Was that the end of it? Had that greatest of all conflicts of ideals been placed ad acta [Disposed of] for all time? Or only adjourned, indefinitely adjourned?
Must the ancient fire not some day flare up much more terribly, after much longer preparation? More: must one not desire it with all one's might? even will it? even promote it?
Whoever begins at this point, like my readers, to reflect and pursue his train of thought will not soon come to the end of it—reason enough for me to come to an end, assuming it has long since been abundantly clear what my aim is, what the aim of that dangerous slogan is that is inscribed at the head of my last book Beyond Good and Evil.— At least this does not mean "Beyond Good and Bad." ——
Note [Anmerkung]. I take the opportunity provided by this treatise to express publicly and formally a desire I have previously voiced only in occasional conversation with scholars; namely, that some philosophical faculty might advance historical studies of morality through a series of academic prize-essays—perhaps this present book will serve to provide a powerful impetus in this direction. In case this idea should be implemented, I suggest the following question: it deserves the attention of philologists and historians as well as that of professional philosophers:
"What light does linguistics, and especially the study of etymology, throw on the history of the evolution of moral concepts?"
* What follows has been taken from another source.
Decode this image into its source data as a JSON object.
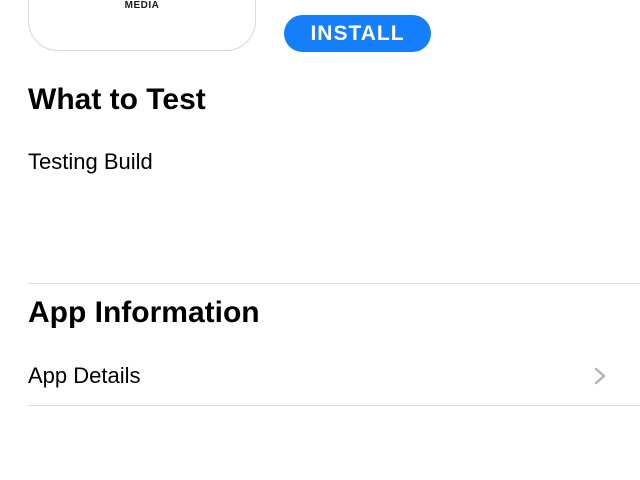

On the other hand, it is equally necessary to engage the interest of physiologists and doctors in these problems (of the value of existing evaluations); it may be left to academic philosophers to act as advocates and mediators in this matter too, after they have on the whole succeeded in the past in transforming the originally so reserved and mistrustful relations between philosophy, physiology, and medicine into the most amicable and fruitful exchange. Indeed, every table of values, every "thou shalt" known to history or ethnology, requires first a physiological investigation and interpretation, rather than a psychological one; and every one of them needs a critique on the part of medical science. The question: what is the value of this or that table of values and "morals"? should be viewed from the most divers perspectives; for the problem "value for what?" cannot be examined too subtly. Something, for example, that possessed obvious value in relation to the longest possible survival of a race (or to the enhancement of its power of adaptation to a particular climate or to the reservation of the greatest number) would by no means possess the same value if it were a question, for instance, of producing a stronger type. The well-being of the few are opposite viewpoints of value: to consider the former a priori of higher value may be left to the naïveté of English biologists.— All the sciences have from now on to prepare the way for the future task of the philosophers: this task understood as the solution of the problem of value, the determination of the order of rank among values.